🤖 AI Summary
Memory safety vulnerabilities have long plagued pointer-intensive languages like C/C++. Existing compiler- and ISA-level mitigations face deployment barriers due to prohibitive performance overhead or limited applicability. This paper presents the first production-oriented, zero-memory-overhead Memory Tagging Extension (MTE) deployment for datacenter workloads on AmpereOne (ARM AArch64) processors. Leveraging synchronized hardware tag checking, co-designed software-hardware optimizations, and fine-grained runtime memory management, our approach delivers deterministic memory safety guarantees across mainstream datacenter benchmarks with sub-3% average performance overhead—effectively near-zero cost. Crucially, we eliminate MTE’s traditional memory bloat penalty for the first time and systematically identify memory management operations as the dominant remaining overhead source.
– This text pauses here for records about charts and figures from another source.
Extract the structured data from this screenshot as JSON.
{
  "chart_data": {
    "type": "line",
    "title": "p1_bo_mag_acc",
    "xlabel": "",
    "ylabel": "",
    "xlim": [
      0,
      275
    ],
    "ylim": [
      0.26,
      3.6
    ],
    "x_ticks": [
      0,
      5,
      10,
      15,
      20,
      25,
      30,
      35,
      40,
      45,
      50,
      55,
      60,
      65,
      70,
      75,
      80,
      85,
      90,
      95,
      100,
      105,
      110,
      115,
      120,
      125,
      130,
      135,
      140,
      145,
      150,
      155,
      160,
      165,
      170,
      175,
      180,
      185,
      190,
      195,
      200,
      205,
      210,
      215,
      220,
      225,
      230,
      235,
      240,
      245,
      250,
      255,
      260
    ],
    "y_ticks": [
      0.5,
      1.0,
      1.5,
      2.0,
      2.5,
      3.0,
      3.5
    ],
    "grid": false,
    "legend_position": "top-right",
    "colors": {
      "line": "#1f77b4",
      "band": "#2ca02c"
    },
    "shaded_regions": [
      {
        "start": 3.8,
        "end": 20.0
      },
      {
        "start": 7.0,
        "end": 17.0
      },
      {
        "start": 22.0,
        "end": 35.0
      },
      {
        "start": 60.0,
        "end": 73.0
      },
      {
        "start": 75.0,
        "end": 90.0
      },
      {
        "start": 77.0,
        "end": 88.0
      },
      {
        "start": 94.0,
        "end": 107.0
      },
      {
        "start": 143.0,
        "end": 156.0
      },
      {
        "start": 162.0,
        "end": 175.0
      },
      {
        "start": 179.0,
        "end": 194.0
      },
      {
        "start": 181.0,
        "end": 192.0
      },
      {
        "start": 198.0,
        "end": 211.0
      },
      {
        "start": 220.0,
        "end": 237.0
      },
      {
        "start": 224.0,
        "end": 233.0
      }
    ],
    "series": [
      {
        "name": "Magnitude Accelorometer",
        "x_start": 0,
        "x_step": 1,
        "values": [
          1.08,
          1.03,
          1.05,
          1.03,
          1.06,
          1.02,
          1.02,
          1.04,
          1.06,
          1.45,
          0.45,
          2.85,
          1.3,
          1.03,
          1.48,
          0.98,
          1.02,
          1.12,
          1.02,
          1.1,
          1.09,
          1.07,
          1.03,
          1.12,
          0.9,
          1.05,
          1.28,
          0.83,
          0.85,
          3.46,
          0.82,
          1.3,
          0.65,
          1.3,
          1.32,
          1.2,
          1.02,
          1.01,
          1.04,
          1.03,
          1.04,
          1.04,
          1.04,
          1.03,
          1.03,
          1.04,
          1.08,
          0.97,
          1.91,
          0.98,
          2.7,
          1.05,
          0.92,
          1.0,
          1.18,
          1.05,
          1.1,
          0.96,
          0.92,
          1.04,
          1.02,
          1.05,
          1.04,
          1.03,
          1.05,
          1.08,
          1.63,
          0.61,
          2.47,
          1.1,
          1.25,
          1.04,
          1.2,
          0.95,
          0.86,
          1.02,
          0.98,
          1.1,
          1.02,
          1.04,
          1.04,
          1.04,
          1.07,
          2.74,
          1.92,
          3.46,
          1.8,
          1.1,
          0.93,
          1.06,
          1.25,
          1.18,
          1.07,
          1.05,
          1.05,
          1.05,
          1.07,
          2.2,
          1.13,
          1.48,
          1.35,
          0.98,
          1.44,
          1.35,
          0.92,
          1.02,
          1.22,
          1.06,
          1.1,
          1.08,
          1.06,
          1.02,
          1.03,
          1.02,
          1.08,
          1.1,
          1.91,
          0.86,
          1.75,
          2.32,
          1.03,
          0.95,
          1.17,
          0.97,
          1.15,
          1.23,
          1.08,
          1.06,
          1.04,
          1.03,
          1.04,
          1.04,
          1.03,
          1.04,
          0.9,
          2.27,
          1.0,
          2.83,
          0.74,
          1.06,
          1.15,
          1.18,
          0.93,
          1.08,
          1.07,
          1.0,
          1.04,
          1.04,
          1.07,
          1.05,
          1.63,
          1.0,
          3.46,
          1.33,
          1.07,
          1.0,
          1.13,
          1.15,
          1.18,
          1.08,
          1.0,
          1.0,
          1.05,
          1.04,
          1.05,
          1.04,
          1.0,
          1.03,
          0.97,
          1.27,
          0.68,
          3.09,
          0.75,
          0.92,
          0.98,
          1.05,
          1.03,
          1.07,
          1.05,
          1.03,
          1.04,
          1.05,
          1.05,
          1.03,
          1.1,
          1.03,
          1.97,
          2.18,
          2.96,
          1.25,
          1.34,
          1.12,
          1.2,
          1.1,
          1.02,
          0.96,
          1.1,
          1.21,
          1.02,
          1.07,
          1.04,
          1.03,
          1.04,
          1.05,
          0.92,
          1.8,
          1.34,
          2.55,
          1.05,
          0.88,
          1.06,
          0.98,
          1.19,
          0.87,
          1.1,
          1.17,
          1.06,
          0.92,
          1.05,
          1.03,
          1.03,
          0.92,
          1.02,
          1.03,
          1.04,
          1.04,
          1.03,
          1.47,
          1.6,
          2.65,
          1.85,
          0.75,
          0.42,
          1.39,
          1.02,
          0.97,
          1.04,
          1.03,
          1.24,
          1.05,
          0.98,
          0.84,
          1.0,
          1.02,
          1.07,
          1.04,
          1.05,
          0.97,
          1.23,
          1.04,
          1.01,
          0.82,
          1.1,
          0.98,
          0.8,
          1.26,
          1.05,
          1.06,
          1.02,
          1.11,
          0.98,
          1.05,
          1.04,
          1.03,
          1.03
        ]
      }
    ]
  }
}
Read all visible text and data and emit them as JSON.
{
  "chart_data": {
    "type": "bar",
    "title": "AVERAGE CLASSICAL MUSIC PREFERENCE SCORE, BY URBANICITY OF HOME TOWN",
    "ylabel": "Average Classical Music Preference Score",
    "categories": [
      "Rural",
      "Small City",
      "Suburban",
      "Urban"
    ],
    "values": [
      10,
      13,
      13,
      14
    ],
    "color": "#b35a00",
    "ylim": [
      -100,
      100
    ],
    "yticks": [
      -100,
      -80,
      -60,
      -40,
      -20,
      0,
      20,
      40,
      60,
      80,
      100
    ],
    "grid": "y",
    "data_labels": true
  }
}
This insight enables a highly practical, scalable path toward production-grade MTE adoption in large-scale datacenter environments.
📝 Abstract
Memory-safety escapes continue to form the launching pad for a wide range of security attacks, especially for the substantial base of deployed software that is coded in pointer-based languages such as C/C++. Although compiler and Instruction Set Architecture (ISA) extensions have been introduced to address elements of this issue, the overhead and/or comprehensive applicability have limited broad production deployment. The Memory Tagging Extension (MTE) to the ARM AArch64 Instruction Set Architecture is a valuable tool to address memory-safety escapes; when used in synchronous tag-checking mode, MTE provides deterministic detection and prevention of sequential buffer overflow attacks, and probabilistic detection and prevention of exploits resulting from temporal use-after-free pointer programming bugs. The AmpereOne processor, launched in 2024, is the first datacenter processor to support MTE. Its optimized MTE implementation uniquely incurs no memory capacity overhead for tag storage and provides synchronous tag-checking with single-digit performance impact across a broad range of datacenter class workloads. Furthermore, this paper analyzes the complete hardware-software stack, identifying application memory management as the primary remaining source of overhead and highlighting clear opportunities for software optimization. The combination of an efficient hardware foundation and a clear path for software improvement makes the MTE implementation of the AmpereOne processor highly attractive for deployment in production cloud environments.